Bicara vaksin Nusantara sebetulnya belum bicara vaksin jadi. Ini baru proses menuju calon vaksin dengan platform yang tidak sama dengan vaksin konvensional yang ada.
Kalau calon vaksin ini jadi heboh, itu lantaran ”dapur” proses pembuatannya telanjur menjadi konsumsi publik. Opini medik berbasis ketentuan kaidah ilmiah jadi rancu dengan opini publik yang mengandalkan akal sehat semata. Suatu hal yang sebetulnya tak boleh terjadi.
Di mata medik, bukti ilmiah (scientific evidence) dilemahkan oleh testimoni sekelompok orang dan tokoh. Rancunya opini medik dengan opini publik jelas membingungkan masyarakat. Publik tak bisa membedakan mana yang benar dari yang tidak benar.
Dapur pembuatan vaksin tentu harus ilmiah, tunduk pada aturan dan protokol riset serta cara uji yang benar. Kalau masalah sampai timbul, itu karena pihak penggagas calon vaksin dianggap berkutat pada cara yang tidak bersesuaian dengan protokol BPOM. Uji fase pertama dinilai belum valid, sudah mau lanjut memasuki uji fase kedua.
Pihak penggagas calon vaksin beranggapan uji fase pertama tidak perlu sama dengan protokol uji BPOM sebagaimana wajib ditempuh oleh vaksin konvensional. Misal, oleh karena bahan vaksin diperoleh dari darah penerima vaksin sendiri (autologus), apakah masih perlu menempuh uji yang sama dengan uji vaksin konvensional?
Kalau bahan vaksin diolah dari darah sendiri, apa masih perlu uji pada hewan? Perlu diskusi ilmiah pihak BPOM dengan tim penggagas vaksin baru untuk mendudukkan persoalan supaya ada kesepakatan kedua belah pihak.
Melihat tujuan menemukan vaksin baru untuk kemaslahatan bangsa, niat ini perlu kita dukung. Namun, semua pihak perlu tunduk pada kebenaran ilmiah. Kita tahu niat mulia ini ditunjang teknologi tinggi Amerika Serikat, dan konon tersedia teknologi untuk memproduksi massal. Ini bonus buat bangsa kalau terbukti benar, vaksin mampu bertahan seumur hidup.
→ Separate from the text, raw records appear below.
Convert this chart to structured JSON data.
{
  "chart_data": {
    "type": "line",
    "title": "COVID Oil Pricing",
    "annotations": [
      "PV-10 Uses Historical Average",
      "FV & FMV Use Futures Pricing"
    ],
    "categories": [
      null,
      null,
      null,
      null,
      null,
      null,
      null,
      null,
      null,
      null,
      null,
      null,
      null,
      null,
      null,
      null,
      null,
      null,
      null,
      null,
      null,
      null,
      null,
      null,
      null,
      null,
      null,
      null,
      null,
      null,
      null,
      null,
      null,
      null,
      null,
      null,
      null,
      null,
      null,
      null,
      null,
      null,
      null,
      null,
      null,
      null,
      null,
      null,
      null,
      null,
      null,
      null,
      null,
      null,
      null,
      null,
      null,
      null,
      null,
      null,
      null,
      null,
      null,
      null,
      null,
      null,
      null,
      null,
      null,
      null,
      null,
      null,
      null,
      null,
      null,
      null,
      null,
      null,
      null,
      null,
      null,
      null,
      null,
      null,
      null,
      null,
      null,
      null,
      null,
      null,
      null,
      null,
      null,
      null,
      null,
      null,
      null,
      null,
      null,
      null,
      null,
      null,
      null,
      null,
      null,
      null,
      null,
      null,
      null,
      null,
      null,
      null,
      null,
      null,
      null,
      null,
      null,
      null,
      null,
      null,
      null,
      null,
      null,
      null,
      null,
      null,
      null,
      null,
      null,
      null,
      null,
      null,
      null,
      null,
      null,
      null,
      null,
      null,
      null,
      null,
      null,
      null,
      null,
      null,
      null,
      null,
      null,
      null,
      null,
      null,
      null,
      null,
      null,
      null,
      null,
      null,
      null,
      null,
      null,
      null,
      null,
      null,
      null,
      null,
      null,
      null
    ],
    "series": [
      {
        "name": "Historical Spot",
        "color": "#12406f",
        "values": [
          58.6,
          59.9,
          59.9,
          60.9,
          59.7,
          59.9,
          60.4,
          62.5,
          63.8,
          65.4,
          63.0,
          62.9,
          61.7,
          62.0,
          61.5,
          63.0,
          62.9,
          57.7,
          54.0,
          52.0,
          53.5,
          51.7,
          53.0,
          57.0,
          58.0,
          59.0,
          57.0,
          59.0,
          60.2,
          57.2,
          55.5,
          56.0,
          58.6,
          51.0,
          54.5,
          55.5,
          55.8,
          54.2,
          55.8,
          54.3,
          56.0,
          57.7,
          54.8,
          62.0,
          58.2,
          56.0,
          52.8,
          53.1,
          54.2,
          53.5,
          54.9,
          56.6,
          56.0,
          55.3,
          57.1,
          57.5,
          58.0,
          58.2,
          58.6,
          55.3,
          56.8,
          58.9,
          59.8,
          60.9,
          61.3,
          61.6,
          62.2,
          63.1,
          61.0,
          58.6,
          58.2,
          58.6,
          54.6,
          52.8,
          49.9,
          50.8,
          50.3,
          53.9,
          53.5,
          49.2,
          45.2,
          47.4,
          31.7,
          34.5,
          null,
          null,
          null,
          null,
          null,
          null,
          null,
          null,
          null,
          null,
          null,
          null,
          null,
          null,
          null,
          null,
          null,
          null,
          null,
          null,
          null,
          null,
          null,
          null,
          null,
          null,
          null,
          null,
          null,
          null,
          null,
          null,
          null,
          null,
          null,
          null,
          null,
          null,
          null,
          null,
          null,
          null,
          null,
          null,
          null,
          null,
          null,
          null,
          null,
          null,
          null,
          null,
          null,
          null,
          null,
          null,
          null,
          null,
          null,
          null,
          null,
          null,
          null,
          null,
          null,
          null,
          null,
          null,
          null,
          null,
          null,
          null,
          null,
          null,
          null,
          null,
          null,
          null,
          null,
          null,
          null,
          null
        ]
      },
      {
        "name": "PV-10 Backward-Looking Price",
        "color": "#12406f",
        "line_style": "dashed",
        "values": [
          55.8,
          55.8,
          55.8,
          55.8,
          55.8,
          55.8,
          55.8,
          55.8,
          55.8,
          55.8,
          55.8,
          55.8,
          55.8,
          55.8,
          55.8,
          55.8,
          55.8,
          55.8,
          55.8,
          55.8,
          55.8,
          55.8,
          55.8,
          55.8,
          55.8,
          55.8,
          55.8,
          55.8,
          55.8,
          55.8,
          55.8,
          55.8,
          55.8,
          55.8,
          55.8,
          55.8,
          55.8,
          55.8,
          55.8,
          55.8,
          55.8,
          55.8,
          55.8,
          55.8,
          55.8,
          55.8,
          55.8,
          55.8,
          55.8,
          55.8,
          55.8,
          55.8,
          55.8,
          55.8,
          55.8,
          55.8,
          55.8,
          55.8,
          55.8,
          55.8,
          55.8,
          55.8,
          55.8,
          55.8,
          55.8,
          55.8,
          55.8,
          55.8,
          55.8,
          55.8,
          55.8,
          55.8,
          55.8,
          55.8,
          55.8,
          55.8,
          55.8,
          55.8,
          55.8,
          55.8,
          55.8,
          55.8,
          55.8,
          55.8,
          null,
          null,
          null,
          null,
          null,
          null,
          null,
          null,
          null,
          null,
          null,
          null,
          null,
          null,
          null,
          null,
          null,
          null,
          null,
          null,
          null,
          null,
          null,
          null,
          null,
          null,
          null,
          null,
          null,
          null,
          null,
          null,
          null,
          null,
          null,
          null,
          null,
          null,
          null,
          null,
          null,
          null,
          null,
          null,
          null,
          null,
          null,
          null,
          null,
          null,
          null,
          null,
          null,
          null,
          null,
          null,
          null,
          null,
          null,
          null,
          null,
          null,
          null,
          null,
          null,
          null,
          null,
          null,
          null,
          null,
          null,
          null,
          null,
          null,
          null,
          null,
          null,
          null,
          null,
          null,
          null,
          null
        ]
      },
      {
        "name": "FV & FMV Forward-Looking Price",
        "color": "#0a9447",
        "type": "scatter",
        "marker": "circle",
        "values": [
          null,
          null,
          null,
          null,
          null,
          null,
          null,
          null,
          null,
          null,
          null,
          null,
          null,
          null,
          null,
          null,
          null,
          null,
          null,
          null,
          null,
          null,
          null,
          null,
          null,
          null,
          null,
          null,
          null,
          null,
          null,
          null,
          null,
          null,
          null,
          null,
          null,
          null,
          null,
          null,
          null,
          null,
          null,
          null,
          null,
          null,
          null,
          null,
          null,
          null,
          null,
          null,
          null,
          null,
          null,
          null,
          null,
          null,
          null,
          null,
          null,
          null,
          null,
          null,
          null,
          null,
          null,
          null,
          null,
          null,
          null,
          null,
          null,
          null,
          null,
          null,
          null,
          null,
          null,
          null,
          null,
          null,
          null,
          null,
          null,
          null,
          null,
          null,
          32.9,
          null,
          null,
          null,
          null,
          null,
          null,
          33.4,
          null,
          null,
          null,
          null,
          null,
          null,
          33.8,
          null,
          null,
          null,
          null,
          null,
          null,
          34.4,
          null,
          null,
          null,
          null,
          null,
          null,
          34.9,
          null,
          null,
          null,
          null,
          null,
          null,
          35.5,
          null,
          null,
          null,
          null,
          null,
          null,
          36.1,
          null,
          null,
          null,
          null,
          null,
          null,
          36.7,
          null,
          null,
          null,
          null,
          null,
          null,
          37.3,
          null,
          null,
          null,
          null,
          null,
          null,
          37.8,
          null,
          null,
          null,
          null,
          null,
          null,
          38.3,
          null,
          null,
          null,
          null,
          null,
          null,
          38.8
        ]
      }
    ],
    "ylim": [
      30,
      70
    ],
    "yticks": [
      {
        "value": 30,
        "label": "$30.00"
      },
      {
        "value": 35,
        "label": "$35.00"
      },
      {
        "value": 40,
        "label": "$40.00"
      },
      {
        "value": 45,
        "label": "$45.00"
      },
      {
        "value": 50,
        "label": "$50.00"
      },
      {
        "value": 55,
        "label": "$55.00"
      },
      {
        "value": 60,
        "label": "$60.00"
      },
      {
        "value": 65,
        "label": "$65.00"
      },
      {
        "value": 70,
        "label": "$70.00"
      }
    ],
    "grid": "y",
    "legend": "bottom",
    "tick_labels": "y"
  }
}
Dari berita yang beredar, pendampingan ilmiah pihak BPOM sudah dikerjakan selama uji fase pertama di Universitas Diponegoro. Ini perlu lebih diungkapkan supaya terang benderang di antara kalangan medik ataupun publik, tidak perlu baku salah sangka. Tidak ada dusta di antara kita.